L’affaire Depardieu edit
L’affaire Depardieu, c'est l'histoire d'un artiste, icône nationale, qui se pose en victime d'un Etat taxophile et répressif et qui provoque une guerre civile froide entre vertueux artistes du service public et auteurs nantis de blockbusters.
L'affaire Depardieu, c'est l'histoire d'une gauche au pouvoir qui mime, sans grande conviction, l'éternel combat contre les possédants et les émigrés fiscaux et qui en attend quelques bénéfices secondaires dans un contexte politique et social déprimé.
L'affaire Depardieu, c'est la manifestation d'une fiscalité dysfonctionnelle et non soutenable à terme pour un Gouvernement qui a choisi de privilégier une stratégie de l’offre.
L’affaire Depardieu réveille enfin la question de l’identité nationale dans le cadre d’une économie ouverte et intégrée à l’Europe : faut-il faire dépendre la taxation de la nationalité et non de la territorialité ?
Le débat public mêle donc considérations économiques et morales, patriotiques et artistiques, financières et identitaires. Tenons-nous en à la dimension fiscale du problème.

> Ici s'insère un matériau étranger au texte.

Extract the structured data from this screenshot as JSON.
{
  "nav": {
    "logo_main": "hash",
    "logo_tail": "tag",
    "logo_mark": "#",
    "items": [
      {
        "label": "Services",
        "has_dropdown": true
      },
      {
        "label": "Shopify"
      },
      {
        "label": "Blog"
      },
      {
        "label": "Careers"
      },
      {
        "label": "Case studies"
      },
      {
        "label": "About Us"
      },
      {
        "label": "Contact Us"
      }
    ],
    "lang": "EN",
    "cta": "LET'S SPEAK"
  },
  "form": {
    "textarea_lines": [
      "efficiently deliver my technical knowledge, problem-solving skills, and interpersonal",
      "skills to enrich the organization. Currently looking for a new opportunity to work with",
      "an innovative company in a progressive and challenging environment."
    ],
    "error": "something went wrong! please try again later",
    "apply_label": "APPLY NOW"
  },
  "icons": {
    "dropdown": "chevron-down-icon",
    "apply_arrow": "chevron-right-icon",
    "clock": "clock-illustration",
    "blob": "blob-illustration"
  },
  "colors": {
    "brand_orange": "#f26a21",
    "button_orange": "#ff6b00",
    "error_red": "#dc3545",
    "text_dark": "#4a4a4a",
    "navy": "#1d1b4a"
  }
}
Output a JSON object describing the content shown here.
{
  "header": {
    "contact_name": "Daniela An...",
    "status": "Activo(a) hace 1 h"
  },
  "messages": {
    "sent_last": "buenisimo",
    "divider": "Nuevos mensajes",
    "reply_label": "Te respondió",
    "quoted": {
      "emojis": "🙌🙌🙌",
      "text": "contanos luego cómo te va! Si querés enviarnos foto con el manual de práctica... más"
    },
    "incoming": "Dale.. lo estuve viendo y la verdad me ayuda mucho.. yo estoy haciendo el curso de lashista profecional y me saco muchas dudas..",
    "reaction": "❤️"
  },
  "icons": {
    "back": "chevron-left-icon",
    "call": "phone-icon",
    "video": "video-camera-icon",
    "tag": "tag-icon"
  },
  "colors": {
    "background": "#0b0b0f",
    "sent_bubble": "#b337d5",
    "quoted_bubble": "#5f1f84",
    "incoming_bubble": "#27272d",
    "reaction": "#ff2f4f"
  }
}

La fiscalité mise en place en 2012 se traduit par un net alourdissement de la taxation des hauts revenus et des patrimoines, par un alignement de la fiscalité des revenus du capital sur celle du travail, et par un traitement équivalent des plus values mobilières et des revenus. Gérard Depardieu a raison, il est possible de payer plus de 85% de ses revenus en impôts.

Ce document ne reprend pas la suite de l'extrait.